Given the grind of an NBA regular season that is already physically and emotionally exhausting — even without being traded midyear — new Los Angeles Lakers guard Reggie Bullock surely would have been forgiven for wanting to take some time to himself before he and the rest of the purple and gold begin their desperate 25-game chase for a playoff spot.
Bullock even had plans to do so, according to Arash Markazi of the L.A. Times, but had a late change of heart because he knew he could make a difference at the NBA All-Star Weekend in his home state of North Carolina, all without touching a basketball:
Bullock, who grew up in Kinston, N.C., met and spoke with 25 LGBTQ youth and allies from Time Out Youth Center, a safe space for LGBTQ youth in the Charlotte area. Bullock has been an advocate in the LGBTQ community since 2014, when his transgender sister, Mia Henderson ... was stabbed to death.
“It was good for me to be able to be here with them and talk to them and hear their stories,” Bullock, 27, said. “They weren’t holding back on anything. It opened up my eyes to what they have to go through on a daily basis, because when you randomly walk past someone, you never what they’re going through.
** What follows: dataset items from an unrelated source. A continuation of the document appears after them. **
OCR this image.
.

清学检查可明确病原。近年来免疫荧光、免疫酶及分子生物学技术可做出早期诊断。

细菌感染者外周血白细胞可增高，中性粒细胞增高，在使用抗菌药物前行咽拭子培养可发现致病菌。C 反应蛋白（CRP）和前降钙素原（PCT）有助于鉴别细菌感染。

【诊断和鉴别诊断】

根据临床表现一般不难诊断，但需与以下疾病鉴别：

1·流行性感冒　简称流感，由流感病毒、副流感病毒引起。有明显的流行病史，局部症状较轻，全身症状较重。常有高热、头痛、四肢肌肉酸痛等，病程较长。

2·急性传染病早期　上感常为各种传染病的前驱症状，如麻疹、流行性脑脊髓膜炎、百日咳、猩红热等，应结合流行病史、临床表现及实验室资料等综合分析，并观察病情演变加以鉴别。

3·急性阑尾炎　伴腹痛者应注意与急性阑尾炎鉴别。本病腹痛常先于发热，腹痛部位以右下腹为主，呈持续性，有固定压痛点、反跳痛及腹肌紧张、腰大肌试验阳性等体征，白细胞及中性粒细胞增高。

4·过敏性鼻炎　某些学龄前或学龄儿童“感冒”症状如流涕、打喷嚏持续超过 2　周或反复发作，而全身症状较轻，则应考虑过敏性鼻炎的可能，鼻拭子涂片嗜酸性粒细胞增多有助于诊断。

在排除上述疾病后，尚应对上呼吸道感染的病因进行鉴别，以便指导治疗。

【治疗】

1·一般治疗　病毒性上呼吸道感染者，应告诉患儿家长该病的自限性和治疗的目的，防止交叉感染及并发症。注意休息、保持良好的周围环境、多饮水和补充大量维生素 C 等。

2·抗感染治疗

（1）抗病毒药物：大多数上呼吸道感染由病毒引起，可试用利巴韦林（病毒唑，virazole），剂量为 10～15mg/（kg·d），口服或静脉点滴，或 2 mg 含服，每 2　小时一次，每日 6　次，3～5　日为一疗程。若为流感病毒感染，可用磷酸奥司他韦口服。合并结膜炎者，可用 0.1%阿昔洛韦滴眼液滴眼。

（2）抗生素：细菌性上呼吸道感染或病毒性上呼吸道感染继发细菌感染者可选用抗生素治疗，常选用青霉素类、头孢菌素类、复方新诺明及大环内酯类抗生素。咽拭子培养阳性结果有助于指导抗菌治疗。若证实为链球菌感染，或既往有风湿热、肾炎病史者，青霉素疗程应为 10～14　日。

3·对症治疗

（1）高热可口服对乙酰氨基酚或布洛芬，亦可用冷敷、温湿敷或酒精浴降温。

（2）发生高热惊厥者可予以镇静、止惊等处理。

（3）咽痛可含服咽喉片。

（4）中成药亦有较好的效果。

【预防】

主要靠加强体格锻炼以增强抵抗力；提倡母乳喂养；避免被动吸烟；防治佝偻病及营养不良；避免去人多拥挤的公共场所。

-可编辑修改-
I’m trying to educate myself every day as a straight man on this community that I stand up for and support.”
Bullock’s advocacy for the LGBTQ community his sister was a part of has been well-chronicled, and in addition to the type of 3-point shooter they were searching for, the Lakers seem to have gotten a phenomenal person back in their deadline-week deal.
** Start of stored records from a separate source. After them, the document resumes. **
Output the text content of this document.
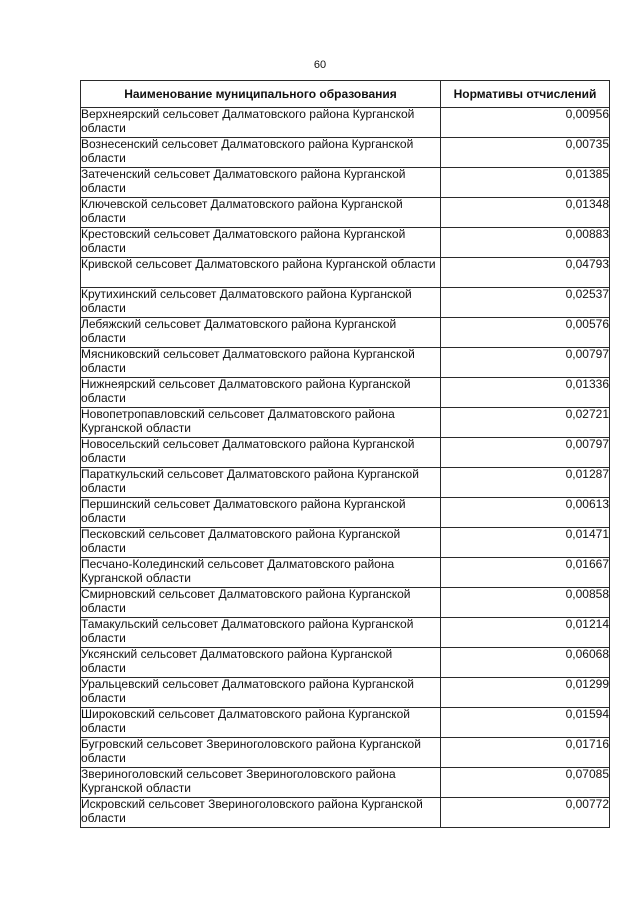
60
Наименование муниципального образования	Нормативы отчислений
Верхнеярский сельсовет Далматовского района Курганской области	0,00956
Вознесенский сельсовет Далматовского района Курганской области	0,00735
Затеченский сельсовет Далматовского района Курганской области	0,01385
Ключевской сельсовет Далматовского района Курганской области	0,01348
Крестовский сельсовет Далматовского района Курганской области	0,00883
Кривской сельсовет Далматовского района Курганской области	0,04793
Крутихинский сельсовет Далматовского района Курганской области	0,02537
Лебяжский сельсовет Далматовского района Курганской области	0,00576
Мясниковский сельсовет Далматовского района Курганской области	0,00797
Нижнеярский сельсовет Далматовского района Курганской области	0,01336
Новопетропавловский сельсовет Далматовского района Курганской области	0,02721
Новосельский сельсовет Далматовского района Курганской области	0,00797
Параткульский сельсовет Далматовского района Курганской области	0,01287
Першинский сельсовет Далматовского района Курганской области	0,00613
Песковский сельсовет Далматовского района Курганской области	0,01471
Песчано-Колединский сельсовет Далматовского района Курганской области	0,01667
Смирновский сельсовет Далматовского района Курганской области	0,00858
Тамакульский сельсовет Далматовского района Курганской области	0,01214
Уксянский сельсовет Далматовского района Курганской области	0,06068
Уральцевский сельсовет Далматовского района Курганской области	0,01299
Широковский сельсовет Далматовского района Курганской области	0,01594
Бугровский сельсовет Звериноголовского района Курганской области	0,01716
Звериноголовский сельсовет Звериноголовского района Курганской области	0,07085
Искровский сельсовет Звериноголовского района Курганской области	0,00772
Joining the Lakers is also Bullock’s second time playing for a franchise in the Los Angeles area, and Markazi writes that “while the season is almost over and he will become a free agent this summer, (Bullock) hopes to make an impact in the LGBTQ community in Los Angeles” for as long as he’s a Laker:
“I’m definitely going to try to do some stuff in the community,” said Bullock, who’s in his sixth NBA season. “I would love to be a leader in the LGBT community in Los Angeles and be able to use my voice and platform to stand up for them.”
Bullock’s advocacy would surely help in Los Angeles, but him doing so during what has been an especially turbulent time for the LGBTQ community in his home state makes this above and beyond the type of volunteer work done by most professional athletes and celebrities.
The only reason the All-Star game was in North Carolina this weekend was because it had to be moved in 2017 due to HB2, better known as North Carolina’s controversial “bathroom bill,” which “required that people at a government-run facility must use bathrooms and locker rooms that correspond to the gender on their birth certificate, if the rooms in question are multiple-occupancy.”
HB2 bill has since been altered to remove the bathroom portion of it, which left the NBA comfortable enough to bring the All-Star game back to the state. Still, the changes won’t allow the state “to enact anti-discrimination policies until at least 2020,” and therefore weren’t enough for many LGBTQ advocacy groups like GLAAD, who said at the time that “this so-called ‘deal’ is politics at its worst and was only made as the state faced losing key NCAA events and further economic damage. What we witnessed was a last-minute idea thrown together with little thought of protecting transgender residents.”
Meanwhile, the ACLU said it was “disappointed the #NCGA just voted for a bill which fails to end LGBT discrimination in a move to put basketball over civil rights.”
Given that context, Bullock’s volunteer work comes at an incredibly turbulent time for the LGBTQ community, and should be applauded beyond the attention normally given to athletes and celebrities doing charitable work. This is clearly a cause close to Bullock, and it’s inspiring to see him standing up for what he believes in at a time when students like the ones he was meeting with need support most.